Goethe alemão sob críticas por contratação de freelancers

Sistema de aposentadoria da Alemanha questiona contratos temporários de professores autônomos do Instituto Goethe. Imbróglio pode levar a redução temporária na oferta de cursos de alemão e exames de proficiência.

O Instituto Goethe, a mais conhecida instituição de ensino da língua alemã, está sendo questionado pelo sistema alemão de aposentadorias, a Deutsche Rentenversicherung, sobre a contratação de professores freelancers para seus cursos de alemão.

O imbróglio, tornado público na sexta-feira passada (03/02), poderá levar a uma redução temporária na oferta de cursos e exames de proficiência nas unidades alemãs, já que o instituto suspendeu as novas contratações. "Faremos todo o possível para manter a oferta de cursos", afirmou uma porta-voz do Goethe à agência de notícias AFP.

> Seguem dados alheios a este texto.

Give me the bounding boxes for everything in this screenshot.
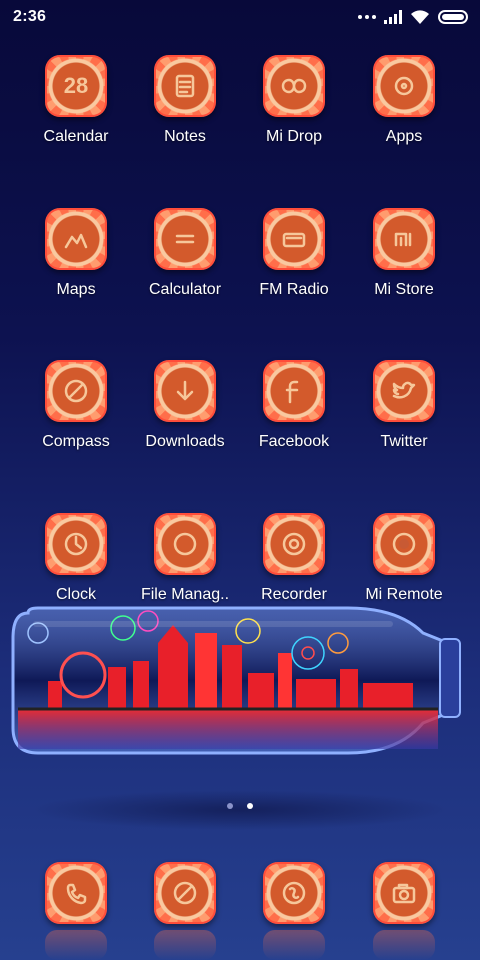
- app-label: Compass: [42, 433, 110, 450]
- dock-icon-reflection: [45, 930, 107, 960]
- calendar-date: 28: [63, 73, 89, 98]
- app-label: Recorder: [261, 586, 327, 603]
- calculator-icon-glyph: [168, 222, 202, 256]
- phone-icon-glyph: [59, 876, 93, 910]
- camera-icon: [373, 862, 435, 924]
- dock-icon-reflection: [373, 930, 435, 960]
- clock-icon: [45, 513, 107, 575]
- app-label: Downloads: [145, 433, 225, 450]
- bottle-neck: [439, 638, 461, 718]
- app-label: FM Radio: [259, 281, 329, 298]
- browser-compass-icon-glyph: [168, 876, 202, 910]
- battery-icon: [438, 10, 468, 24]
- remote-icon: [373, 513, 435, 575]
- app-facebook[interactable]: Facebook: [239, 360, 349, 470]
- app-label: Calendar: [43, 128, 109, 145]
- map-icon-glyph: [59, 222, 93, 256]
- app-mi-store[interactable]: Mi Store: [349, 208, 459, 318]
- app-apps[interactable]: Apps: [349, 55, 459, 165]
- dock-icon-reflection: [154, 930, 216, 960]
- apps-icon: [373, 55, 435, 117]
- recorder-icon: [263, 513, 325, 575]
- twitter-bird-icon-glyph: [387, 374, 421, 408]
- app-label: File Manag..: [140, 586, 230, 603]
- infinity-icon-glyph: [277, 69, 311, 103]
- radio-icon-glyph: [277, 222, 311, 256]
- browser-compass-icon: [154, 862, 216, 924]
- dock-icon-reflection: [263, 930, 325, 960]
- compass-icon-glyph: [59, 374, 93, 408]
- map-icon: [45, 208, 107, 270]
- app-downloads[interactable]: Downloads: [130, 360, 240, 470]
- app-twitter[interactable]: Twitter: [349, 360, 459, 470]
- notes-icon: [154, 55, 216, 117]
- bottle-water: [18, 709, 438, 749]
- app-label: Maps: [56, 281, 96, 298]
- bottle-city-widget[interactable]: [8, 603, 468, 763]
- folder-icon-glyph: [168, 527, 202, 561]
- mi-logo-icon-glyph: [387, 222, 421, 256]
- messaging-icon-glyph: [277, 876, 311, 910]
- mi-logo-icon: [373, 208, 435, 270]
- status-bar: 2:36: [0, 0, 480, 34]
- facebook-icon-glyph: [277, 374, 311, 408]
- app-label: Mi Remote: [365, 586, 443, 603]
- status-time: 2:36: [13, 8, 47, 25]
- twitter-bird-icon: [373, 360, 435, 422]
- app-label: Mi Store: [374, 281, 434, 298]
- notes-icon-glyph: [168, 69, 202, 103]
- app-calculator[interactable]: Calculator: [130, 208, 240, 318]
- page-dot-1: [227, 803, 233, 809]
- app-label: Facebook: [258, 433, 330, 450]
- apps-icon-glyph: [387, 69, 421, 103]
- calendar-icon: 28: [45, 55, 107, 117]
- app-compass[interactable]: Compass: [21, 360, 131, 470]
- camera-icon-glyph: [387, 876, 421, 910]
- app-label: Twitter: [380, 433, 428, 450]
- dock-shadow: [30, 790, 450, 830]
- page-dot-2: [247, 803, 253, 809]
- download-arrow-icon: [154, 360, 216, 422]
- app-fm-radio[interactable]: FM Radio: [239, 208, 349, 318]
- infinity-icon: [263, 55, 325, 117]
- page-indicator: [0, 803, 480, 809]
- cellular-signal-icon: [384, 10, 402, 24]
- folder-icon: [154, 513, 216, 575]
- app-mi-drop[interactable]: Mi Drop: [239, 55, 349, 165]
- app-label: Apps: [385, 128, 423, 145]
- recorder-icon-glyph: [277, 527, 311, 561]
- remote-icon-glyph: [387, 527, 421, 561]
- glass-highlight: [33, 621, 393, 627]
- facebook-icon: [263, 360, 325, 422]
- clock-icon-glyph: [59, 527, 93, 561]
- app-label: Calculator: [148, 281, 222, 298]
- messaging-icon: [263, 862, 325, 924]
- app-notes[interactable]: Notes: [130, 55, 240, 165]
- app-calendar[interactable]: 28 Calendar: [21, 55, 131, 165]
- app-maps[interactable]: Maps: [21, 208, 131, 318]
- wifi-icon: [411, 10, 429, 24]
- more-dots-icon: [358, 15, 376, 19]
- download-arrow-icon-glyph: [168, 374, 202, 408]
- app-label: Mi Drop: [265, 128, 322, 145]
- calculator-icon: [154, 208, 216, 270]
- compass-icon: [45, 360, 107, 422]
- status-icons: [358, 8, 468, 26]
- app-label: Notes: [164, 128, 206, 145]
- app-label: Clock: [55, 586, 96, 603]
- phone-icon: [45, 862, 107, 924]
- radio-icon: [263, 208, 325, 270]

Uma avaliação da Deutsche Rentenversicherung, ainda não concluída, mira os contratos de curta duração que são renovados constantemente, muitas vezes ao longo de anos, pelo instituto. A entidade questiona se os profissionais contratados dessa maneira podem mesmo ser considerados freelancers, como defende o Goethe.

Segundo o sindicato dos educadores GEW, há um grande número de casos que não podem ser considerados freelancers. Já o Goethe afirmou que há anos contrata autônomos para lecionar alemão e que a "legalidade da prática foi inúmeras vezes atestada".

A contratação de freelancers é mais barata para as empresas alemãs, pois elas muitas vezes ficam dispensadas do pagamento de encargos sociais, como férias e contribuição para a aposentadoria.

O site Spiegel Online entrevistou uma professora de alemão da filial de Düsseldorf. Ela relatou que trabalha há mais de dez anos para o Instituto Goethe. "Do ponto de vista social, as condições de trabalho são escandalosas", afirmou. Segundo ela, apesar de fazer o mesmo trabalho que seus colegas contratados, ela não tem direito a férias nem a receber por dias de licença médica.

Segundo o Spiegel Online, a situação atinge cerca de 400 professores de alemão contratados como freelancers nas 12 unidades que o Instituto Goethe mantém na Alemanha. Ao contrário das filiais no exterior, as unidades alemãs não recebem ajuda do governo alemão e se mantêm com a oferta de cursos de alemão e provas de proficiência na língua.

O site afirma que esses profissionais são contratados por um curto período, de duas a oito semanas, e que os contratos são renovados constantemente, às vezes ao longo de muitos anos. O salário líquido de um professor contratado nessas condições gira entre 1.400 e 2.000 euros, afirma o site. Ainda assim, o Goethe é o que melhor paga no ramo, com cerca de 37 euros por hora-aula.

Com a investigação da Deutsche Rentenversicherung, o Goethe suspendeu as contratações temporárias de professores de alemão. O instituto afirmou ter adaptado sua oferta de cursos à nova situação e que pode garantir a manutenção de mais de dois terços de seus cursos e provas. Além disso, 45 professores foram contratados de forma emergencial, como funcionários.

O Instituto Goethe é uma das principais instituições de ensino de alemão na Alemanha e a primeira escolha de muitos brasileiros que pretendem estudar ou trabalhar no país. No ano letivo de 2015-2016, 38 mil estudantes de todo o mundo frequentaram as salas de aula das 12 unidades distribuídas pelo país.